Nel caso X e X contro Belgio, C-638/16 PPU, la Grande Sezione della Corte di giustizia si è pronunciata riguardo al rilascio di visti umanitari da parte degli Stati membri dell’Unione europea, ritenendo che “non rientra nell’ambito di applicazione del Codice dei Visti bensì in quello del diritto nazionale la domanda di visto con validità territoriale limitata presentata da un cittadino di un paese terzo per motivi umanitari presso la Rappresentanza dello Stato membro di destinazione, con l’intenzione di presentare una domanda di protezione internazionale e, pertanto, di soggiornare in tale Stato membro per più di 90 giorni”.
Il caso nasce dalla domanda presentata presso l’ambasciata del Belgio a Beirut da una coppia siriana con tre bambini in tenera età, appartenente peraltro ad una confessione religiosa oggetto di persecuzione in Siria. La coppia rappresentava che i visti sarebbero serviti a consentire loro di lasciare la città assediata di Aleppo e presentare domanda d’asilo in Belgio.
Tuttavia, lo Stato belga respingeva la domanda ritenendo di non essere tenuto né sulla base dell’art. 3 CEDU, né dell’art. 33 della Convenzione di Ginevra ad ammettere nel proprio territorio un cittadino di un paese terzo, atteso che l’unico obbligo attiene al non respingimento.
Rimessa la questione alla Corte, questa rileva che “Gli Stati membri non sono tenuti, in forza del diritto dell’Unione, a concedere un visto umanitario alle persone che intendono recarsi nel loro territorio con l’intenzione di chiedere asilo, ma restano liberi di farlo sulla base del rispettivo diritto nazionale”.
L’avvocato generale presso la Corte europea, Paolo Mengozzi, al contrario, aveva dato un parere diverso, ritenendo che “gli Stati membri devono rilasciare un visto per ragioni umanitarie quando sussistono fondati motivi per ritenere che un rifiuto esporrà le persone richiedenti la protezione internazionale alla tortura o a trattamenti inumani o degradanti”.

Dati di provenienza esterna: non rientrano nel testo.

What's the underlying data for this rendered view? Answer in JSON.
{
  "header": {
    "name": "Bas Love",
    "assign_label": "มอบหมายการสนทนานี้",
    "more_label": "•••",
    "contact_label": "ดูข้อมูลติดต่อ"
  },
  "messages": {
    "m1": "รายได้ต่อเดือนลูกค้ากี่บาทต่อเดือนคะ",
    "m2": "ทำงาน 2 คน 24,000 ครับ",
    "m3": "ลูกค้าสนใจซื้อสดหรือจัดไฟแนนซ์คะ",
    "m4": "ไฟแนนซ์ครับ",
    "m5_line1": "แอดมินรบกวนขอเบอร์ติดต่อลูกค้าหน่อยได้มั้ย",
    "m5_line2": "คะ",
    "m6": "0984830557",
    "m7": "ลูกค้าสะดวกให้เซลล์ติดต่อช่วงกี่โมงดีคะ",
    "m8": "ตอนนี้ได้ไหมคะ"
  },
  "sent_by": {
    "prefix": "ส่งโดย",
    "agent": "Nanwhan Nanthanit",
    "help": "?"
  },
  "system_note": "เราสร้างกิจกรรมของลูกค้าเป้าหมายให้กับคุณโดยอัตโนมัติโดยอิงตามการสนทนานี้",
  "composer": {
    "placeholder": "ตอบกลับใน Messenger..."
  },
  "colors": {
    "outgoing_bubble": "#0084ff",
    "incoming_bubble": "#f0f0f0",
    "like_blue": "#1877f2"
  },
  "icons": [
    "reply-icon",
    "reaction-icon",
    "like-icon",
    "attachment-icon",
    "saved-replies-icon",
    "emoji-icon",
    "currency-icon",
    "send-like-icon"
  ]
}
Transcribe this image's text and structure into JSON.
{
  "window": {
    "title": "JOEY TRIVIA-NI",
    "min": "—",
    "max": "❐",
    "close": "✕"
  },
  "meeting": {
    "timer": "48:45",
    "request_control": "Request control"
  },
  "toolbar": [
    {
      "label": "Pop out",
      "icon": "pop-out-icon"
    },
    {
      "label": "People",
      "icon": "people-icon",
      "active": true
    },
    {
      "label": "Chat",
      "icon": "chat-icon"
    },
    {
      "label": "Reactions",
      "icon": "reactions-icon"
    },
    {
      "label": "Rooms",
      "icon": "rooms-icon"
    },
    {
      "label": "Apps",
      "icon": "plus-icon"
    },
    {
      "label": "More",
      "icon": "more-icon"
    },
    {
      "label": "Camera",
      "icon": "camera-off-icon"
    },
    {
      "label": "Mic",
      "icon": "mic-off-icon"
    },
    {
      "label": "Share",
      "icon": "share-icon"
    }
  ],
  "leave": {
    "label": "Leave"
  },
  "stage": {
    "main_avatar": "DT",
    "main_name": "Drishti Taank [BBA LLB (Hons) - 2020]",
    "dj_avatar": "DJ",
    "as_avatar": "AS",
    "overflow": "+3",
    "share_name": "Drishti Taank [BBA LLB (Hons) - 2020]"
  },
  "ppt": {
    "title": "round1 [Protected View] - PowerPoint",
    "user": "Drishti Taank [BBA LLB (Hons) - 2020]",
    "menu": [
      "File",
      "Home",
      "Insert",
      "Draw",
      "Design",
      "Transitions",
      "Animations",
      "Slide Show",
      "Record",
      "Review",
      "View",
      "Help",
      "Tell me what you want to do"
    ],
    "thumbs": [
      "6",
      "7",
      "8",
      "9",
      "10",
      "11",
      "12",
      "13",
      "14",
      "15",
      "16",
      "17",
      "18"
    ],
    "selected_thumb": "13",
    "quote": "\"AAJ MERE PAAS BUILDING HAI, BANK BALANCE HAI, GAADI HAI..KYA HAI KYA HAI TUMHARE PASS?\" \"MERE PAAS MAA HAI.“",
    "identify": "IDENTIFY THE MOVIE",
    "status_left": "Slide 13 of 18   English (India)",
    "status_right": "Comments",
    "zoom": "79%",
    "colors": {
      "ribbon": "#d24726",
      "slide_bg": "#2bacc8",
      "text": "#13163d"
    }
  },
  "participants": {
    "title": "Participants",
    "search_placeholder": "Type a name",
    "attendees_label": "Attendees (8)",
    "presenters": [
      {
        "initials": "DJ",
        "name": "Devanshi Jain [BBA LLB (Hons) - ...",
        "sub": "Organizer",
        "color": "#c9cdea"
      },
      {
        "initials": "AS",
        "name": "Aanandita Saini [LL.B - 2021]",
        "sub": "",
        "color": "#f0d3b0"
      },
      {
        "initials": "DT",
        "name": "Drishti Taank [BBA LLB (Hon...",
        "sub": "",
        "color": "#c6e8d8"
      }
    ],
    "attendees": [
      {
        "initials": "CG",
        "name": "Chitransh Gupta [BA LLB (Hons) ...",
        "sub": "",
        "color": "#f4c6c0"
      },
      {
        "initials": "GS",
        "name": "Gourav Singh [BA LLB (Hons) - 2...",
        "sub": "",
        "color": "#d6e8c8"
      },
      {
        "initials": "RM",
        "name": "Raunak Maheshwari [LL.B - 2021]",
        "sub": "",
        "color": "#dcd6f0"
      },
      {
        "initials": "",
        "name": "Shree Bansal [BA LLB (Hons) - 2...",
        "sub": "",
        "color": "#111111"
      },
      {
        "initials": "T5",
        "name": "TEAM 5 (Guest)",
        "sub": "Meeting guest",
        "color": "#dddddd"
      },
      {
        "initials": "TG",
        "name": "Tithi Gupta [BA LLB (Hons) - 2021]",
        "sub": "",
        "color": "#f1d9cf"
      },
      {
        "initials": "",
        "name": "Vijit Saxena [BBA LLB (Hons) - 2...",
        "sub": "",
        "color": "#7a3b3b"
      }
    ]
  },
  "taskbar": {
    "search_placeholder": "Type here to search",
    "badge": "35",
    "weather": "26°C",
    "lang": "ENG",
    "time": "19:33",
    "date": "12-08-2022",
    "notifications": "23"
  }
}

Non può non rilevarsi che l’interpretazione restrittiva adottata dalla Corte sembra porsi in stridente contrasto con il diritto d’asilo di cui all’art. 18 della Carta dei diritti fondamentali dell’Unione europea, nonché con i principi cardine in materia di tutela dei diritti umani, e in particolare con l’art. 3 CEDU, considerata la grave situazione di pericolo cui era sottoposta la famiglia siriana.